Nomi collected information on about 9 million mobile devices during the first nine months of 2013, the FTC alleged. It used a technique called "hashing" to obscure MAC addresses that could be used to identify a particular smartphone. But it still generated a unique code that was associated with those devices allowing them to be tracked over time and potentially revealing sensitive information about a shopper's movements, according to the FTC.
The company used the tracking information to give retailers insight into their customer base -- for instance, how many repeat customers they had during a given period and how long consumers stayed in the store, the FTC said.
Nomi did not provide a way for consumers to opt out of being tracked through the physical stores they were shopping in, as it promised in late 2012, the complaint alleged -- in fact, consumers were not told they were being tracked at all.

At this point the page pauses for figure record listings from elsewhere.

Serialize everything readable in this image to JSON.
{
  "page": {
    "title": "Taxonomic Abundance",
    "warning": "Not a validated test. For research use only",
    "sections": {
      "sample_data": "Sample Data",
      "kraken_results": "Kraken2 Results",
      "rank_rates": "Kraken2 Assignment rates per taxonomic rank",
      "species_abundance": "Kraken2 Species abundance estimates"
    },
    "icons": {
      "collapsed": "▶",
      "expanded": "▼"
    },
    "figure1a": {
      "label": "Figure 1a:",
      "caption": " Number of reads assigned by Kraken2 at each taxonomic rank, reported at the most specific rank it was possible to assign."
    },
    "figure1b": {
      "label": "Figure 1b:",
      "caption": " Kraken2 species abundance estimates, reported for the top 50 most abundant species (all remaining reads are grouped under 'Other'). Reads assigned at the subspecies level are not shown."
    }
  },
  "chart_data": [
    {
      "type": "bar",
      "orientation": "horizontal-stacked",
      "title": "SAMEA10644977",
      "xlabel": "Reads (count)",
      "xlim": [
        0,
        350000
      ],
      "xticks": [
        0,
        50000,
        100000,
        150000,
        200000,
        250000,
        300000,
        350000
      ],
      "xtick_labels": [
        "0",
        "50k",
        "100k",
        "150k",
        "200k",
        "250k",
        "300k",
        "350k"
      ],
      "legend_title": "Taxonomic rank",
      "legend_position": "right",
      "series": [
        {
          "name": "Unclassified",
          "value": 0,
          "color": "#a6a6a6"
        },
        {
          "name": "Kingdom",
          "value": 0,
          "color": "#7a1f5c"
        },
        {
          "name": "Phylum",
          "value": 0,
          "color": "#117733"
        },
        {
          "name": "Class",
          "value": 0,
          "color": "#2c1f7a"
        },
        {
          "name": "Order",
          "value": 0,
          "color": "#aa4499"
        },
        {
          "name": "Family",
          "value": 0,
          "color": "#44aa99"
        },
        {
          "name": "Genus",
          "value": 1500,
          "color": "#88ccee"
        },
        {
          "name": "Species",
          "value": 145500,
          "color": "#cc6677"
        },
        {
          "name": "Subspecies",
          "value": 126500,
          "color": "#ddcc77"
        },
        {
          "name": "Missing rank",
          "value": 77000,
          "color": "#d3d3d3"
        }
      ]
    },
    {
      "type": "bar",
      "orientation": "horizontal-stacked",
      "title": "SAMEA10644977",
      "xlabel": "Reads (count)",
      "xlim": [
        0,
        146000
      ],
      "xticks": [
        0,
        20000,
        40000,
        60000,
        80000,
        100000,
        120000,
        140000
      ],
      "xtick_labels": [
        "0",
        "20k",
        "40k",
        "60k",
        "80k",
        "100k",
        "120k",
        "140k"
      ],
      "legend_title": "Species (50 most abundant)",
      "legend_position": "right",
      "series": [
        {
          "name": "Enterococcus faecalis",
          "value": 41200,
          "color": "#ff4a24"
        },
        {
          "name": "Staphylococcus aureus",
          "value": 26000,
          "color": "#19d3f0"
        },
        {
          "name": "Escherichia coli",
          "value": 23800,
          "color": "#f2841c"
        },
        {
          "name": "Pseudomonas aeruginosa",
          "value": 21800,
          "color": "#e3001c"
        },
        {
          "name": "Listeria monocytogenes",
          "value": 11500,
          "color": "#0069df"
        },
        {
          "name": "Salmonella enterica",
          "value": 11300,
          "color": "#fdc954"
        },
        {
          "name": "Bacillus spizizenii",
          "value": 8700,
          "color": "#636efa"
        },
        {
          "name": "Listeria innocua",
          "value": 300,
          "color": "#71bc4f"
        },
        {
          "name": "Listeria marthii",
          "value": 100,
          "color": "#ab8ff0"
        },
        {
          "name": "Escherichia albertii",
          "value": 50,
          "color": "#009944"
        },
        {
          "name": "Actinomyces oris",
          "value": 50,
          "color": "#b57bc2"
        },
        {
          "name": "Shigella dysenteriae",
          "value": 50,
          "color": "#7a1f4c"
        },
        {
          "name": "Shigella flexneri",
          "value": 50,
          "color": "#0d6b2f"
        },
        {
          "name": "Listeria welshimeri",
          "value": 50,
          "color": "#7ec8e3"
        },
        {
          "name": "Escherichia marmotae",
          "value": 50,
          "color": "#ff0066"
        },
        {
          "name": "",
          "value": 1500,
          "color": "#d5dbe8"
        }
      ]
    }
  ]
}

It did provide a way to opt out through its Web site, but that was not enough, according to the FTC.
“It’s vital that companies keep their privacy promises to consumers when working with emerging technologies, just as it is in any other context,” said Jessica Rich, director of the FTC’s Bureau of Consumer Protection in a news release. “If you tell a consumer that they will have choices about their privacy, you should make sure all of those choices are actually available to them."
Under the terms of the settlement, Nomi agreed to abide by its privacy promises and not misrepresent consumers' options to block being tracked. The agreement will be open for public comments for 30 days before the commission finalizes it. The commission voted 3-2 to issue the complaint and accept the consent order, with Commissioners Maureen Ohlhausen and Joshua Wright dissenting.